Thursday, November 30, 2006

An interesting story in The New Republic about how racial attitudes influence voting patterns. For all the talk of "values voters" and the impact of evangelical Christianity, the Solid South is still all about white and black.

Race is the one issue in America that never seems to go off the radar. For example, Michigan, my new state-of-residence, recently overwhelmingly approved a ban on affirmative action. But don't let the catch-all term "racial issues" fool you; the only important racial issue today is relations between the white and black communities.

Consider California, where state universities have been forbidden from practicing affirmative action for a decade. Since the ban, Hispanic enrollment in those universities has risen to just under 5 million (15% of the total, approximately the same as the percent of Hispanics in the overall U.S. population). But black enrollment has declined or stayed roughly flat.

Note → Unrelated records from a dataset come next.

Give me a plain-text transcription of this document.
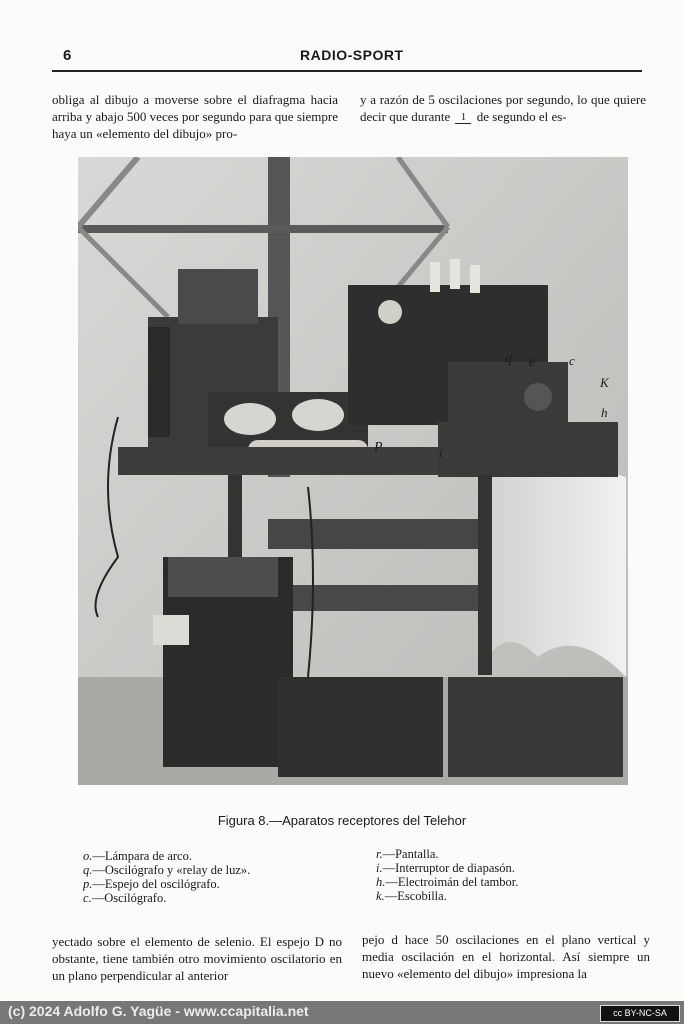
6	RADIO-SPORT
obliga al dibujo a moverse sobre el diafragma hacia arriba y abajo 500 veces por segundo para que siempre haya un «elemento del dibujo» pro-
y a razón de 5 oscilaciones por segundo, lo que quiere decir que durante 1 de segundo el es-
q e	c
K
h
P	i
Figura 8.—Aparatos receptores del Telehor
o.—Lámpara de arco.
q.—Oscilógrafo y «relay de luz».
p.—Espejo del oscilógrafo.
c.—Oscilógrafo.
r.—Pantalla.
i.—Interruptor de diapasón.
h.—Electroimán del tambor.
k.—Escobilla.
yectado sobre el elemento de selenio. El espejo D no obstante, tiene también otro movimiento oscilatorio en un plano perpendicular al anterior
pejo d hace 50 oscilaciones en el plano vertical y media oscilación en el horizontal. Así siempre un nuevo «elemento del dibujo» impresiona la
(c) 2024 Adolfo G. Yagüe - www.ccapitalia.net	cc BY-NC-SA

To me, this indicates that Hispanics' status as an "underprivileged minority" is temporary, and has more to do with their recent-immigrant status than the color of their skin. Hispanic assimilation is proceeding apace, and half of Hispanics identify themselves as white. But black people have been here for as long as white people, and the gap between those races shows few signs of narrowing.

To me, the fundamental issue is one of assimilation. Hispanics, like Italians or Poles or Irish before them, chose to come to America. In the pro-immigration rallies this past summer (in which I participated), American flags outnumbered Mexican ones by a hefty margin.

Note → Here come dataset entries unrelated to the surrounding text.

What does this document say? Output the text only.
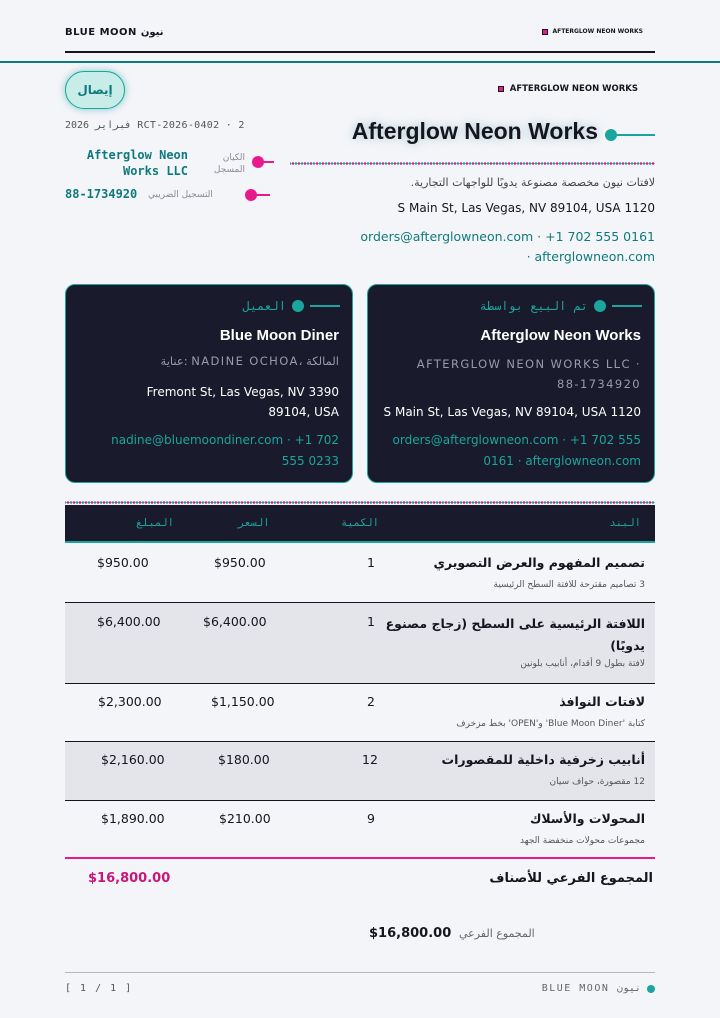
BLUE MOON نيون	AFTERGLOW NEON WORKS
إيصال
2026 فبراير RCT-2026-0402 · 2
Afterglow Neon Works LLC
الكيان المسجل
88-1734920 التسجيل الضريبي
AFTERGLOW NEON WORKS
Afterglow Neon Works
لافتات نيون مخصصة مصنوعة يدويًا للواجهات التجارية.
S Main St, Las Vegas, NV 89104, USA 1120
orders@afterglowneon.com · +1 702 555 0161 · afterglowneon.com
تم البيع بواسطة
Afterglow Neon Works
AFTERGLOW NEON WORKS LLC · 88-1734920
S Main St, Las Vegas, NV 89104, USA 1120
orders@afterglowneon.com · +1 702 555 0161 · afterglowneon.com
العميل
Blue Moon Diner
عناية: NADINE OCHOA، المالكة
Fremont St, Las Vegas, NV 3390 89104, USA
nadine@bluemoondiner.com · +1 702 555 0233
البند
الكمية
السعر
المبلغ
تصميم المفهوم والعرض التصويري
3 تصاميم مقترحة للافتة السطح الرئيسية
1
$950.00
$950.00
اللافتة الرئيسية على السطح (زجاج مصنوع يدويًا)
لافتة بطول 9 أقدام، أنابيب بلونين
1
$6,400.00
$6,400.00
لافتات النوافذ
كتابة 'Blue Moon Diner' و'OPEN' بخط مزخرف
2
$1,150.00
$2,300.00
أنابيب زخرفية داخلية للمقصورات
12 مقصورة، حواف سيان
12
$180.00
$2,160.00
المحولات والأسلاك
مجموعات محولات منخفضة الجهد
9
$210.00
$1,890.00
المجموع الفرعي للأصناف
$16,800.00
المجموع الفرعي
$16,800.00
[ 1 / 1 ]	BLUE MOON نيون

But black people's ancestors came here unwillingly, in one of the most egregious situations of human degredation ever perpretrated. Their history here is not one of advancement, economic opportunity, and hope. It's this. So is it any surprise that there were no American flags being waved at the Million Man March? Is it any surprise that many black people would be reluctant to accept mainstream American institutions and customs (like public education and marriage), which can be seen as the customs of their longtime oppressors? Is it any surprise that, as a black professor at UMich recently told me, the American flag "represents horror" to even many well-educated African-Americans?

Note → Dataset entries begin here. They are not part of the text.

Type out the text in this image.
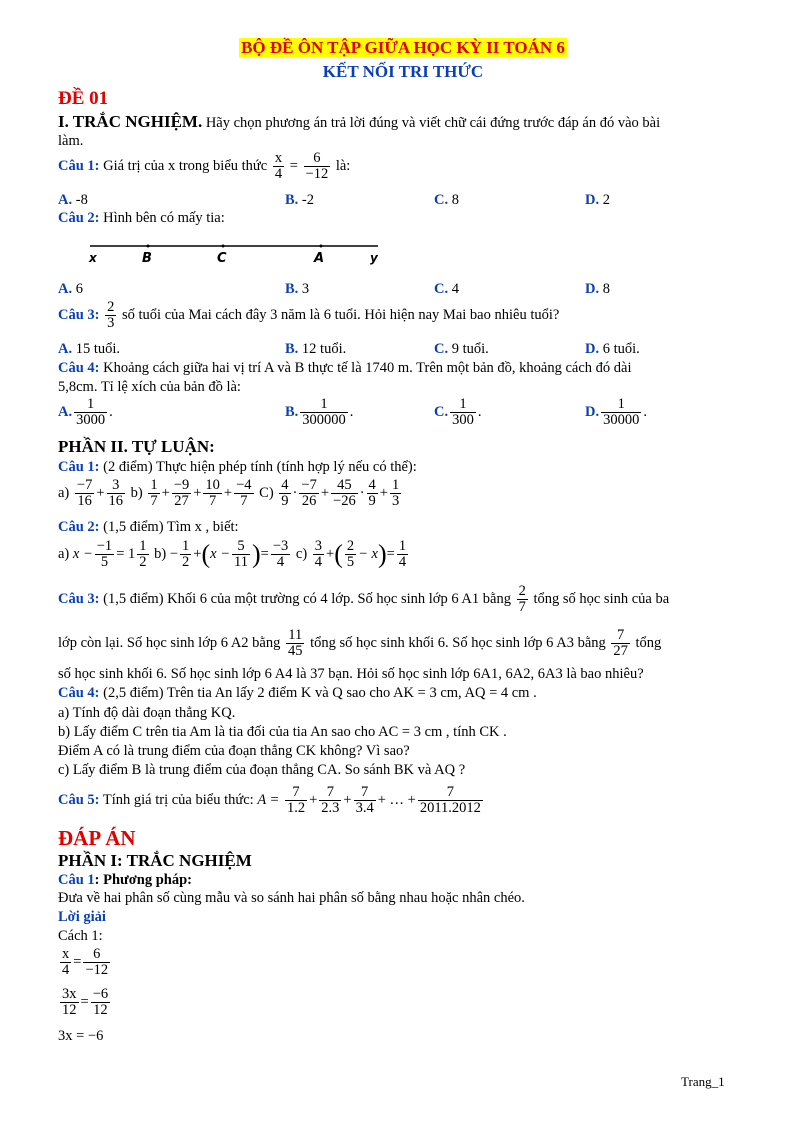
BỘ ĐỀ ÔN TẬP GIỮA HỌC KỲ II TOÁN 6
KẾT NỐI TRI THỨC
ĐỀ 01
I. TRẮC NGHIỆM. Hãy chọn phương án trả lời đúng và viết chữ cái đứng trước đáp án đó vào bài
làm.
Câu 1: Giá trị của x trong biểu thức $\frac{x}{4} = \frac{6}{-12}$ là:
A. -8	B. -2	C. 8	D. 2
Câu 2: Hình bên có mấy tia:
x	B	C	A	y
A. 6	B. 3	C. 4	D. 8
Câu 3: $\frac{2}{3}$ số tuổi của Mai cách đây 3 năm là 6 tuổi. Hỏi hiện nay Mai bao nhiêu tuổi?
A. 15 tuổi.	B. 12 tuổi.	C. 9 tuổi.	D. 6 tuổi.
Câu 4: Khoảng cách giữa hai vị trí A và B thực tế là 1740 m. Trên một bản đồ, khoảng cách đó dài
5,8cm. Tỉ lệ xích của bản đồ là:
A. $\frac{1}{3000}$ .	B. $\frac{1}{300000}$ .	C. $\frac{1}{300}$ .	D. $\frac{1}{30000}$ .
PHẦN II. TỰ LUẬN:
Câu 1: (2 điểm) Thực hiện phép tính (tính hợp lý nếu có thể):
$a) \frac{-7}{16} + \frac{3}{16} b) \frac{1}{7} + \frac{-9}{27} + \frac{10}{7} + \frac{-4}{7} C) \frac{4}{9} \cdot \frac{-7}{26} + \frac{45}{-26} \cdot \frac{4}{9} + \frac{1}{3}$
Câu 2: (1,5 điểm) Tìm x , biết:
a) $x - \frac{-1}{5} = 1 \frac{1}{2} b) - \frac{1}{2} +(x - \frac{5}{11}$ )= $\frac{-3}{4} c) \frac{3}{4}$ +( $\frac{2}{5} - x)= \frac{1}{4}$
Câu 3: (1,5 điểm) Khối 6 của một trường có 4 lớp. Số học sinh lớp 6 A1 bằng $\frac{2}{7}$ tổng số học sinh của ba
lớp còn lại. Số học sinh lớp 6 A2 bằng $\frac{11}{45}$ tổng số học sinh khối 6. Số học sinh lớp 6 A3 bằng $\frac{7}{27}$ tổng
số học sinh khối 6. Số học sinh lớp 6 A4 là 37 bạn. Hỏi số học sinh lớp 6A1, 6A2, 6A3 là bao nhiêu?
Câu 4: (2,5 điểm) Trên tia An lấy 2 điểm K và Q sao cho AK = 3 cm, AQ = 4 cm .
a) Tính độ dài đoạn thẳng KQ.
b) Lấy điểm C trên tia Am là tia đối của tia An sao cho AC = 3 cm , tính CK .
Điểm A có là trung điểm của đoạn thẳng CK không? Vì sao?
c) Lấy điểm B là trung điểm của đoạn thẳng CA. So sánh BK và AQ ?
Câu 5: Tính giá trị của biểu thức: $A = \frac{7}{1.2} + \frac{7}{2.3} + \frac{7}{3.4}$ + … + $\frac{7}{2011.2012}$
ĐÁP ÁN
PHẦN I: TRẮC NGHIỆM
Câu 1: Phương pháp:
Đưa về hai phân số cùng mẫu và so sánh hai phân số bằng nhau hoặc nhân chéo.
Lời giải
Cách 1:
$\frac{x}{4} = \frac{6}{-12}$
$\frac{3x}{12} = \frac{-6}{12}$
3x = −6
Trang_1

These facts may not be surprising, but they are massive problems. "Assimilation" may be a dirty word to many African-Americans, but failure to assimilate is precisely what keeps many black people from enjoying the fruits of wider American society - the fruits that Hispanic immigrants are picking with gusto. Yes, many whites still harbor racist attitudes toward their black countrymen, but I can only imagine those attitudes would shrink - as they have in Britain - if there weren't such a cultural gulf between the two races.

I am not issuing a call to either the white community or the black community to "change its ways." Communities don't act as one, for one thing. What's needed is for both communities to change their attitudes toward each other, and to actively seek out friendship with the other. Separate-but-equal didn't work for the school system, and it won't work for our neighborhoods and social circles either. If America's white-black problem is going to be solved, black America must cease to exist as a nation-within-a-nation.

Yes, I realize that few things could be more wishy-washy than to call for "interracial friendship". Yes, I do believe there are government policies that can help speed this process along. But that is a topic for another blog post. For now, I think we should simply acknowledge that the separation of the black and white communities is the problem, and that this problem won't go away on its own if it hasn't already.